10. Bungee Jump at Nanaimo
Jumping 150 feet from a bridge with nothing but a long elastic cord linked to your ankle definitely qualifies as extreme. Although Canada does not claim ownership of bungee jumping, it does have some excellent locations, including this one in British Columbia. The bungee jump at WildPlay Elements Park in Nanaimo, British Columbia, encourages brave visitors to free fall 150 feet off a bridge and brush up against the Nanaimo River before rebounding up and down.
Budget-conscious visitors to Nanaimo in February will be intrigued to discover that as part of a mental health fundraising and awareness event benefiting the British Columbia Schizophrenia Society, WildPlay Nanaimo is offering substantial bungee jumping discounts. You must, however, jump naked. There appears to be no shortage of potential participants. Tickets for spectators are also available.
11. Surfing in the Bay of Fundy
The legendary Bay of Fundy tides (the world’s highest) generates the tidal bore phenomenon. As the tide comes in, the outflowing Petitcodiac River surges back upstream, generating a tremendous, lengthy, continuous wave. Many courageous individuals take to the water in the hopes of catching one of the exceptionally long waves. According to rumors, some surfers rode the same wave for 25 kilometers (15 miles).
Even if you don’t have the courage to surf the tidal bores, simply viewing the tidal bores is a spectacular sight. It’s incredible to watch the waves run up the river and the river rise so swiftly with the tide. For information on when the bores will occur, inquire at the tourist office or look up the schedule online. Outside the tourist information office in Moncton, there is a great viewing platform.
12. Snowmobile Tour
Canada is blessed with breathtaking natural beauty and some of the world’s top snowmobiling fields. There are miles and miles of well-groomed trails from Ontario to Quebec, with an endless variety of circuits to explore and discover. It’s like being in a winter wonderland!
On one of the many guided snowmobile tours available, enjoy an exhilarating ride while taking in the beauty of the Canadian winter. Choose from single-day or multi-day adventures that are appropriate for both novice and experienced drivers. Expert guides, snowmobile rentals, driving instruction, meals, and housing are all included in the trips.

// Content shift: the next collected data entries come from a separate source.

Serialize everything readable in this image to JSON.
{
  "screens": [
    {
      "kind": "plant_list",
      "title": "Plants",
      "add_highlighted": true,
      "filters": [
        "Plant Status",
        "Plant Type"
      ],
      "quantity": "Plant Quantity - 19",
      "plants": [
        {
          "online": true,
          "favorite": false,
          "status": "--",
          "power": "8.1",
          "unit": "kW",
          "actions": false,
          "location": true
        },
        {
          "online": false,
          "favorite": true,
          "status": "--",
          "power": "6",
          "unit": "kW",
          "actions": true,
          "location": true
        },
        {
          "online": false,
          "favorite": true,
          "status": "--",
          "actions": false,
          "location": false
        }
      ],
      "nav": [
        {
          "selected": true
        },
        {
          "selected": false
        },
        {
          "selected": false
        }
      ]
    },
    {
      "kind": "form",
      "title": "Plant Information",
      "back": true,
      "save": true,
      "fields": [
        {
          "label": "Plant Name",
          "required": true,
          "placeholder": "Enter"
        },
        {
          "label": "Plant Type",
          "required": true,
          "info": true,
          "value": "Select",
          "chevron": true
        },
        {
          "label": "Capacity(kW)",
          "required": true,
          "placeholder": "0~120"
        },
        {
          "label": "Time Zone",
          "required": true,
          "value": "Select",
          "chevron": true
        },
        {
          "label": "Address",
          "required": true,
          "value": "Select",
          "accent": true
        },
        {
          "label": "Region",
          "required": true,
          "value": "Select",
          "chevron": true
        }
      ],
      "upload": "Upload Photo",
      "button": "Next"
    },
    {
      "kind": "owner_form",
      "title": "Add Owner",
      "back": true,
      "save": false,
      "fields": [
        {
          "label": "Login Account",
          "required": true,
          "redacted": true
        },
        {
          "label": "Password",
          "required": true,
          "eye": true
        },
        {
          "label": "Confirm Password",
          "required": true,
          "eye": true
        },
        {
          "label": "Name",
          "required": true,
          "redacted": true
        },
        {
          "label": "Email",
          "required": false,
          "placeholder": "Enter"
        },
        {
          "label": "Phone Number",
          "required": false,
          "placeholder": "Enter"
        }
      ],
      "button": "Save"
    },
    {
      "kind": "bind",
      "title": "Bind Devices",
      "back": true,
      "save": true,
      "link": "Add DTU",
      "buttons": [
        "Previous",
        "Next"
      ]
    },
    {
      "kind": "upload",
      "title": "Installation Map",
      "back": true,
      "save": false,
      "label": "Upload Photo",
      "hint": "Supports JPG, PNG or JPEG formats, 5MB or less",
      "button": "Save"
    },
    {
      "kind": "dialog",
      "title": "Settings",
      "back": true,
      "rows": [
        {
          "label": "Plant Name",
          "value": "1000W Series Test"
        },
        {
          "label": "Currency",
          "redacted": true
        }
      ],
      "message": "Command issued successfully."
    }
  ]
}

13. Kayak with Killer Whales
Each year, around 200 orcas migrate to the north coast of Vancouver Island, BC, where kayaking with these incredible creatures is possible. Whale viewing in Vancouver is a must-do on any trip to Canada.
Telegraph Cove is known across the world as one of the best places to go kayaking with orcas, and there are several tour companies in the region that can take you on this incredible adventure. You can enjoy the magnificent beauty of Vancouver Island while kayaking. Humpback whales, black bears, sea lions, sea otters, porpoises, and bald eagles are among the other local animals to be seen.